There is a saying among writers “Write the book you want to read.” Sally Hepworth shares why for her, this was the reason she wrote her powerful novel, The Secrets of Midwives.
It was a case of art imitating life, when I wrote The Secrets of Midwives. I was three months pregnant and looking for a story idea when, like a bolt of lightning from above, I knew what I wanted to write about.
There is a saying among writers "Write the book you want to read". Being pregnant, I was finding myself drawn to novels about birth, such as The Birth House by Ami McKay and Midwives By Chris Bohjalian. I had always thought there was a certain magic to midwifery––for a while, after I left high school, I even considered becoming a midwife. When I look back, it seems obvious that I was going to write about midwives. And, once I decided that's what this book was going to be about, I was excited to get stuck in.
For me, the best plots start with a question. The question I landed on for The Secrets of Midwives was: "Why would a woman hide the identity of her baby's father". At first, I didn't know why she was hiding it (and they say if the author doesn't know, the reader will never guess!), but as I wrote, I started to figure it out.
First up, I had some research to do! I am not a midwife, but I was determined to get my facts right in this book, so research was key. So, I spent about three months reading about midwifery. Novels, memoirs, medical books. I also watched a lot of videos––was pretty terrifying for my husband at first when he'd arrive home from work to the sounds of a woman in advanced labour (keeping in mind that I was pregnant at the time). And as I researched, I became captivated, particularly by the 1950s period.

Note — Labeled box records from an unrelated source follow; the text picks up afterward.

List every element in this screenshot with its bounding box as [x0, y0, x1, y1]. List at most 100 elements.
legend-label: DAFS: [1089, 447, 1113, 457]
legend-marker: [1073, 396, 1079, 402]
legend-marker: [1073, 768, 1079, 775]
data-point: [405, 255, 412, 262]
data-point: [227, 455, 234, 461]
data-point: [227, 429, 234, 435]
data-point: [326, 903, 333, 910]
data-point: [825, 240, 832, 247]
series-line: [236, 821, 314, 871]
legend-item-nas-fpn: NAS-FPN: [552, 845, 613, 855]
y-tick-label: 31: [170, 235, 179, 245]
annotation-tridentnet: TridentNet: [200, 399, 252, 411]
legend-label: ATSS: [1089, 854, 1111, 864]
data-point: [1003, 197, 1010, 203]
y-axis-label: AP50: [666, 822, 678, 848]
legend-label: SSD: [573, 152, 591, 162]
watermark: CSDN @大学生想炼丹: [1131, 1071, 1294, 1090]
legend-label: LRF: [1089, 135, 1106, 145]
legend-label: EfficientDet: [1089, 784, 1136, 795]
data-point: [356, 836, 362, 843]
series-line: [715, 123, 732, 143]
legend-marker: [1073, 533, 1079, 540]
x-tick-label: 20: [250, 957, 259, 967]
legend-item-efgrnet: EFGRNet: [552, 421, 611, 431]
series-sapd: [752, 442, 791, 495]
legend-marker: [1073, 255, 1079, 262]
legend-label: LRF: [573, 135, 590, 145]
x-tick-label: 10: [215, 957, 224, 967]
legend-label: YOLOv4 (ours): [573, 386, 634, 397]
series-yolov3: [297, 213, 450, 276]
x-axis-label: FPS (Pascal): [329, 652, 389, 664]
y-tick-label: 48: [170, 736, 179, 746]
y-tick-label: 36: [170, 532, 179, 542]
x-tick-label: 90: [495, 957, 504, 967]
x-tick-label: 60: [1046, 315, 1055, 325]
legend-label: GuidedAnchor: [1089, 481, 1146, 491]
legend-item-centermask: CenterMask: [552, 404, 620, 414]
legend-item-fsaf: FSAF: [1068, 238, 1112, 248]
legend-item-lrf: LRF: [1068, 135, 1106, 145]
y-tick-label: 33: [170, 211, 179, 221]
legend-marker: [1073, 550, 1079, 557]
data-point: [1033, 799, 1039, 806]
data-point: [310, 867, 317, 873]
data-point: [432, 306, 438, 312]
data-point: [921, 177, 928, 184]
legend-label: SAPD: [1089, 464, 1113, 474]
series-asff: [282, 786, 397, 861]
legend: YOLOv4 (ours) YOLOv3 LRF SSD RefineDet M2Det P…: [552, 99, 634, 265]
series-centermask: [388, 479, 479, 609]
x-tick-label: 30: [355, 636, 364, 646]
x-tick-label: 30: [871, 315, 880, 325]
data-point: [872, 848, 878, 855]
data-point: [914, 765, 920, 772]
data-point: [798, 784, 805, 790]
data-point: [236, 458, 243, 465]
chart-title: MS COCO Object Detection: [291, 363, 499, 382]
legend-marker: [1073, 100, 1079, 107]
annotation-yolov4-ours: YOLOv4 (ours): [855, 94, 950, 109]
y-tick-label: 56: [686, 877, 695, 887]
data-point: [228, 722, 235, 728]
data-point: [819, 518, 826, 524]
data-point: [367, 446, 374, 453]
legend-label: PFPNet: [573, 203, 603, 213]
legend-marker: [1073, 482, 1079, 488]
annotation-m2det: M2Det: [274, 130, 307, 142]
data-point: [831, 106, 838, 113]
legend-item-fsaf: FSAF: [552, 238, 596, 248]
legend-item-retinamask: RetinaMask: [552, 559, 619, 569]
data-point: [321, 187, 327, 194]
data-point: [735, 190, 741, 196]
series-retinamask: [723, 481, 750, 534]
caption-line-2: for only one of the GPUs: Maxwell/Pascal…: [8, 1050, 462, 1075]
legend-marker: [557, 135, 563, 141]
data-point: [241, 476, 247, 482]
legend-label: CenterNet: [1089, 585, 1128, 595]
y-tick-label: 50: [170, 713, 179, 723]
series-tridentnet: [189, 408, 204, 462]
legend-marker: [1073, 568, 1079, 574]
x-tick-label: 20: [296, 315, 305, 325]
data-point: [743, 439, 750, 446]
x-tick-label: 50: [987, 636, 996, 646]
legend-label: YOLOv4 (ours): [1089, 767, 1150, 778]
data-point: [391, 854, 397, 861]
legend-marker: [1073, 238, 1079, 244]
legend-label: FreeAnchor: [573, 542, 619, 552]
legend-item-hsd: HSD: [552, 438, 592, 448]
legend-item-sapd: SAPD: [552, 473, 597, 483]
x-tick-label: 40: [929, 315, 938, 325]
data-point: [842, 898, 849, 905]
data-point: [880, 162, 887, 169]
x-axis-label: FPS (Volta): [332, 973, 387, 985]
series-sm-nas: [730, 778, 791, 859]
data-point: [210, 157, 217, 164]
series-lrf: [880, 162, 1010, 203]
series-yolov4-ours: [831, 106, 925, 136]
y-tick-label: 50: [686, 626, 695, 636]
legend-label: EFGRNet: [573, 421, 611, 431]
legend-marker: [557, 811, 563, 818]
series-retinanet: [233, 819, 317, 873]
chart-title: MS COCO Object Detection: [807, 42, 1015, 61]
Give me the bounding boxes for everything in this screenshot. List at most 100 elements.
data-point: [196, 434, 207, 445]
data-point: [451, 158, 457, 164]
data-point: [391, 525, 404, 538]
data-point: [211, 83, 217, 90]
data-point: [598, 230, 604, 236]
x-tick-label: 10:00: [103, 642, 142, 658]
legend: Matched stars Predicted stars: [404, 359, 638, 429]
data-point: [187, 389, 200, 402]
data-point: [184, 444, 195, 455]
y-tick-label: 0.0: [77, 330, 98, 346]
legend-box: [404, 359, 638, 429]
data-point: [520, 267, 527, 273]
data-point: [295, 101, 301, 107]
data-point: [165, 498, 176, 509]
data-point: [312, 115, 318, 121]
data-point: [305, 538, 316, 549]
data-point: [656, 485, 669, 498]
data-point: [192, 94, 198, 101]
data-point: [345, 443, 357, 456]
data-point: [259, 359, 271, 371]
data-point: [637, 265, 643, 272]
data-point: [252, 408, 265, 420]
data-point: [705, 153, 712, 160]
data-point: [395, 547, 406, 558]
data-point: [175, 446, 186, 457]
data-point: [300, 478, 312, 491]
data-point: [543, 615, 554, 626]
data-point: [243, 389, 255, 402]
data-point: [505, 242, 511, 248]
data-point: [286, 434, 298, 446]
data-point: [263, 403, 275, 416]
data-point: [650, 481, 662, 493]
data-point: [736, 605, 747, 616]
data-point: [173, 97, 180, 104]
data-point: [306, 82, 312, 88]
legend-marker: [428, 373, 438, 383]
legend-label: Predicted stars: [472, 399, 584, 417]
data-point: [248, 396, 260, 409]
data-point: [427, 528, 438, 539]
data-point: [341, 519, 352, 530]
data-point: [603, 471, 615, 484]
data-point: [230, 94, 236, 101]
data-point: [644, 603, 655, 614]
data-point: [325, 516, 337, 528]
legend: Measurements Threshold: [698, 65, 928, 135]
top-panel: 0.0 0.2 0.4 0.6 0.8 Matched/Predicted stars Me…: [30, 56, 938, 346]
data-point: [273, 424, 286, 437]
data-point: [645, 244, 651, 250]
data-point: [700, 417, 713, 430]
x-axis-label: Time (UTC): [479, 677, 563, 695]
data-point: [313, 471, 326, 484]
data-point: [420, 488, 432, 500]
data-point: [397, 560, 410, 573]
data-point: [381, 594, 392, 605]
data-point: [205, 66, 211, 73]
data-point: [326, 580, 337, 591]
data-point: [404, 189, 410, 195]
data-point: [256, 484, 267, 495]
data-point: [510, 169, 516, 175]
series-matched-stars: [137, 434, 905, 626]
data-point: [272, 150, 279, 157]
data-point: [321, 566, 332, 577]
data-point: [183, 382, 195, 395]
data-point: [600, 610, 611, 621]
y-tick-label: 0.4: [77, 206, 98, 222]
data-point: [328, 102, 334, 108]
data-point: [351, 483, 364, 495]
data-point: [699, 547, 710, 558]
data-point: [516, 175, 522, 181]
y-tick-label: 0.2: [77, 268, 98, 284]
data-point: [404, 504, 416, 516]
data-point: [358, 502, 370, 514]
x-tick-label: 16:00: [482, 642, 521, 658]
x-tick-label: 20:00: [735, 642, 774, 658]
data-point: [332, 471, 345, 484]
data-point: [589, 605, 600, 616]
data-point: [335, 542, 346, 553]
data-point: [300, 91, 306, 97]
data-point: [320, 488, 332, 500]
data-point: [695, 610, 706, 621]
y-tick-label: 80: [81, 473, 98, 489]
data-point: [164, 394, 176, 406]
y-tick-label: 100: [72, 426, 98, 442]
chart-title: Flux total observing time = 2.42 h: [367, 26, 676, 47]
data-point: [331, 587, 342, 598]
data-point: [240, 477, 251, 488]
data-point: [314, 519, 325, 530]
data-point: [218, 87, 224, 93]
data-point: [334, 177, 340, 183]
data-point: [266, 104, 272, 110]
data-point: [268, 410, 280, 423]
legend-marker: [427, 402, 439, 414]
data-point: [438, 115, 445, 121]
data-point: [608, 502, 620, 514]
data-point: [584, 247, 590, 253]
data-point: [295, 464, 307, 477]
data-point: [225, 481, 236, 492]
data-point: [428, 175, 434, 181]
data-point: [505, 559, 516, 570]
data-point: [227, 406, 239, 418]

At first, I'd thought I was going to write about a mother and a daughter only––which I decided when I found out I was pregnant with a daughter––but once I fell in love with 1950s midwifery, a grandmother (Floss) was born. And I knew this was going to be a story about generations, secrets and that powerful life-changing experience of becoming a mother.
But when all is said and done, The Secrets of Midwives is a book about family. What makes a mother, what binds a family together, and the role biology places in this. In writing this book, I found answers to a whole lot of questions I never knew I had. And I suspect it is no coincidence that this book took me nine months to write. In the end, I gave birth to two babies that year––my daughter, and this book.